Les volontés étaient si partagées qu’il y eut un moment où la foule moutonna, les vagues humaines montaient l’une sur l’autre formant entre elles de larges vides.

La tête basse, on rentra, toujours sous l’Empire ; quelques-uns songeaient à se tuer, puis ils réfléchirent que la multiplicité des crimes impériaux multiplierait aussi les occasions de délivrance.

Celle-là était bien belle, mais l’opinion la plus générale fut que l’égorgement eût résulté de cette tentative désespérée, toutes les forces impériales étant prêtes.

Varlin, brave autant que Delescluze, écrivit de sa prison que si la lutte eût été engagée ce jour-là, les plus ardents soldats de la révolution eussent péri et félicita Rochefort et Delescluze de s’être rangés à cet avis.

Pierre Bonaparte fut mis en jugement à Tours en juin 70, jugement de comédie, où fut rendu l’arrêt dérisoire de 25.000 francs d’indemnité à la famille de Victor Noir, ce qui ajoute encore à l’horreur du crime.

Plus que qui que ce soit, Rochefort fut mêlé à l’affaire Victor Noir ; c’est pourquoi son récit sera plus intéressant.

La brouille de Pierre Bonaparte avec la famille de Napoléon III n’était pas un secret. Badingue avait insulté son parent besogneux, qui le suppliait d’acheter sa propriété de Corse et lui avait reproché l’illégitimité de ses enfants.

Pierre Bonaparte s’était vengé en insultant à l’alliance de son cousin avec mademoiselle de Montijo.

Le monde politique, dit Rochefort, était parfaitement au courant de cette haine de famille et il (Pierre Bonaparte) en était presque devenu intéressant.
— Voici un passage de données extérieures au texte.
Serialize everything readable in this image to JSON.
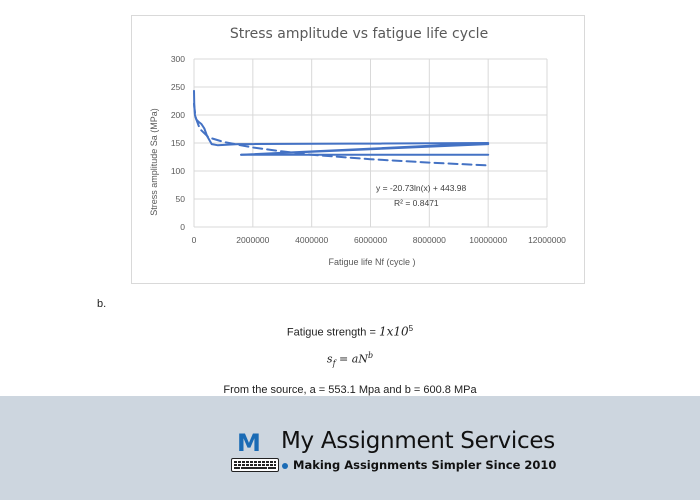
{
  "chart_data": {
    "type": "line",
    "title": "Stress amplitude vs fatigue life cycle",
    "xlabel": "Fatigue life Nf  (cycle )",
    "ylabel": "Stress amplitude Sa (MPa)",
    "xlim": [
      0,
      12000000
    ],
    "ylim": [
      0,
      300
    ],
    "xticks": [
      "0",
      "2000000",
      "4000000",
      "6000000",
      "8000000",
      "10000000",
      "12000000"
    ],
    "yticks": [
      "0",
      "50",
      "100",
      "150",
      "200",
      "250",
      "300"
    ],
    "grid": "vertical and horizontal",
    "legend": "none",
    "series": [
      {
        "style": "solid",
        "color": "#4472c4",
        "x": [
          0,
          10000,
          30000,
          80000,
          150000,
          250000,
          350000,
          450000,
          600000,
          800000,
          1500000,
          10000000,
          1600000,
          10000000,
          10000000
        ],
        "y": [
          243,
          215,
          200,
          192,
          188,
          184,
          176,
          162,
          148,
          146,
          148,
          150,
          129,
          148,
          148
        ]
      },
      {
        "style": "dashed",
        "color": "#4472c4",
        "x": [
          0,
          50000,
          200000,
          500000,
          1000000,
          2000000,
          3000000,
          4000000,
          6000000,
          8000000,
          10000000
        ],
        "y": [
          220,
          196,
          175,
          160,
          152,
          142,
          135,
          129,
          121,
          115,
          110
        ]
      },
      {
        "style": "solid",
        "color": "#4472c4",
        "x": [
          1600000,
          10000000
        ],
        "y": [
          129,
          129
        ]
      }
    ],
    "annotations": {
      "equation": "y = -20.73ln(x) + 443.98",
      "r_squared": "R² = 0.8471"
    }
  },
  "content": {
    "part_label": "b.",
    "strength_label": "Fatigue strength = ",
    "strength_value": "1x10",
    "strength_exponent": "5",
    "formula_left": "s",
    "formula_sub": "f",
    "formula_mid": " = aN",
    "formula_exp": "b",
    "source_text": "From the source, a = 553.1 Mpa and b = 600.8 MPa"
  },
  "footer": {
    "logo_letter": "M",
    "brand_name": "My Assignment Services",
    "tagline": "Making Assignments Simpler Since 2010",
    "brand_color": "#1a6bb5",
    "band_color": "#cdd6df"
  }
}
Aussi fus-je très surpris de recevoir à mon journal La Marseillaise une lettre ainsi conçue :

Monsieur,

Après avoir outragé l’un après l’autre chacun des miens et n’avoir épargné ni les femmes ni les enfants, vous m’insultez par la plume d’un de vos manœuvres, c’est tout naturel et mon tour devait arriver.

Seulement, j’ai peut-être un avantage sur la plupart de ceux qui portent mon nom, c’est d’être un simple particulier tout en étant un Bonaparte.

Je viens donc vous demander si votre encrier est garanti par votre poitrine et je vous avoue que je n’ai qu’une médiocre confiance dans l’issue de ma démarche.

J’apprends, en effet, par les journaux, que vos lecteurs vous ont donné le mandat impératif de refuser toute réparation d’honneur et de conserver votre précieuse existence.

Néanmoins, j’ose tenter l’aventure, dans l’espoir qu’un faible reste de sentiments français vous fera départir en ma faveur des mesures de précautions dans lesquelles vous vous êtes réfugié.

Si donc, par hasard, vous consentez à tirer les verrous protecteurs qui rendent votre honorable personne deux fois inviolable, vous ne me trouverez ni dans un palais ni dans un château.

J’habite tout bonnement 59, rue d’Auteuil, et je vous promets que si vous vous présentez, on ne vous dira pas que je suis sorti.

En attendant votre réponse, monsieur, j’ai encore l’honneur de vous saluer.

Pierre-Napoléon BONAPARTE.

 

Cette lettre, en même temps que très injurieuse, était tout à fait incorrecte au point de vue de ce qu’on est convenu d’appeler une provocation. L’article qui l’avait motivée n’était pas de moi, mais d’un de mes collaborateurs, Ernest Lavigne ; il répondait en termes presque modérés à un passage d’un document signé Pierre Bonaparte et où on lisait cette phrase ignoble au sujet des républicains :

Que de vaillants soldats, d’adroits chasseurs, de hardis marins, de laborieux agriculteurs la Corse ne compte-t-elle pas qui abominent les sacrilèges et qui leur eussent déjà mis les tripes aux champs si on ne les eût retenus !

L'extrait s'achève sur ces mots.